Сьюзен делала все, что надлежит делать женщине на похоронах ее единственного сына. Она еще не прошла через них, не прошла до конца. И не могла не играть положенную роль. Столько людей нуждалось в ее храбрости. Время текло мимо нее, и Сьюзен говорила себе, что существование рамок, за которые она не вправе выйти, — это благо. Думала, что, возможно, необходимость поддерживать Тодда, которого била сухая дрожь, Тодда, распятого горем, уведшим его туда, где уже нет слез, спасительна для нее, так же как и необходимость утешать свою мать, Вилла, родителей Тодда, плакать вместе с ними и обнимать их, успокаивая. Так же, как добрые слова, с которыми она обратилась к Джамалю, стесненно замершему в углу зала.

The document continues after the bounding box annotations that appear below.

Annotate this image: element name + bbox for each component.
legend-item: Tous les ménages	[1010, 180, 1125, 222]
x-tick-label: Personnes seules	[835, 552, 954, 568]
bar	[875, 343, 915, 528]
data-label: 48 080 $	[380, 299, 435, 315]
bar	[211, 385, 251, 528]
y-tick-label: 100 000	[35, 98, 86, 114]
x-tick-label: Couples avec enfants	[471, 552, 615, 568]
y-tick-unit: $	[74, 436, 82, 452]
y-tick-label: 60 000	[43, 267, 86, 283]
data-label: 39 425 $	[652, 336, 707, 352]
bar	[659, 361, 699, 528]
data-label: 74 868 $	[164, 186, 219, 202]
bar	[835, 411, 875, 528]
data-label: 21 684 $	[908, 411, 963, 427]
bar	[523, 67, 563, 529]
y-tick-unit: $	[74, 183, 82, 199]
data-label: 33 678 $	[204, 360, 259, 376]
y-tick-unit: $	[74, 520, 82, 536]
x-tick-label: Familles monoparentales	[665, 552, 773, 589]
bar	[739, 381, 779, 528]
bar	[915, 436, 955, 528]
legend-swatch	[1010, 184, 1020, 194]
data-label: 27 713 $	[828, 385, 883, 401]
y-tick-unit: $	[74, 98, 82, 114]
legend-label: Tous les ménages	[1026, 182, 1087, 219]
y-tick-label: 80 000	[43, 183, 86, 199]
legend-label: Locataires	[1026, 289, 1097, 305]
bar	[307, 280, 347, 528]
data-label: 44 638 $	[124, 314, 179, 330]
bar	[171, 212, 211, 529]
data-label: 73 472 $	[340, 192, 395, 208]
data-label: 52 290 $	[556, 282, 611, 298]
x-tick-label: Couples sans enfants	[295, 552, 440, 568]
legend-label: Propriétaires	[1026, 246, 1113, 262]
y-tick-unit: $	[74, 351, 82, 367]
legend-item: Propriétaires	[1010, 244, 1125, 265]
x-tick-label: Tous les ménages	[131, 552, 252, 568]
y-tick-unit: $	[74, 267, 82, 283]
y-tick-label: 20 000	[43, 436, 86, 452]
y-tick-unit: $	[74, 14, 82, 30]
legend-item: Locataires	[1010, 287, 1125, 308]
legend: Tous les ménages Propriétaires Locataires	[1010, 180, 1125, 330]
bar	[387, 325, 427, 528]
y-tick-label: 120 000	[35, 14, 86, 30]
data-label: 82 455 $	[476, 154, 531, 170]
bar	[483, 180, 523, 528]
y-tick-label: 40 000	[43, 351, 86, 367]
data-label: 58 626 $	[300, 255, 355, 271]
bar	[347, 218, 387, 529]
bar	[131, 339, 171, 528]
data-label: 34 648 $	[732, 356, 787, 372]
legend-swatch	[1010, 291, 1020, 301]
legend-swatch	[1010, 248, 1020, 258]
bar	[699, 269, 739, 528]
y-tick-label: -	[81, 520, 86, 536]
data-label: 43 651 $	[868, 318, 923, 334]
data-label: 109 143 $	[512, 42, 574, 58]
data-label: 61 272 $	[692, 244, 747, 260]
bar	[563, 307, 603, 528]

— Здравствуй. — Она, чуть наклонившись к нему, выговорила это слово с такой отчетливостью, словно безмолвный Джамаль отчасти утратил способность и слышать и видеть.
Он слабо улыбнулся в ответ.
— Я рада, что ты пришел, — сказала она.
Джамаль кивнул.
— Тебе ничего не нужно? — спросила она. — Стакан воды?
— Нет, спасибо.
Она выпрямилась, отстранившись от него. Может быть, он нуждается в одиночестве, этот странный мальчик. А может быть, при всей ее прилежной любезности, он все же заметил что-то в ее лице. Она старалась не думать об этом: он-то по-прежнему жив. Этот мальчик, не плохой, нет, но и ничем не замечательный, продолжает жить, а ее сын умер.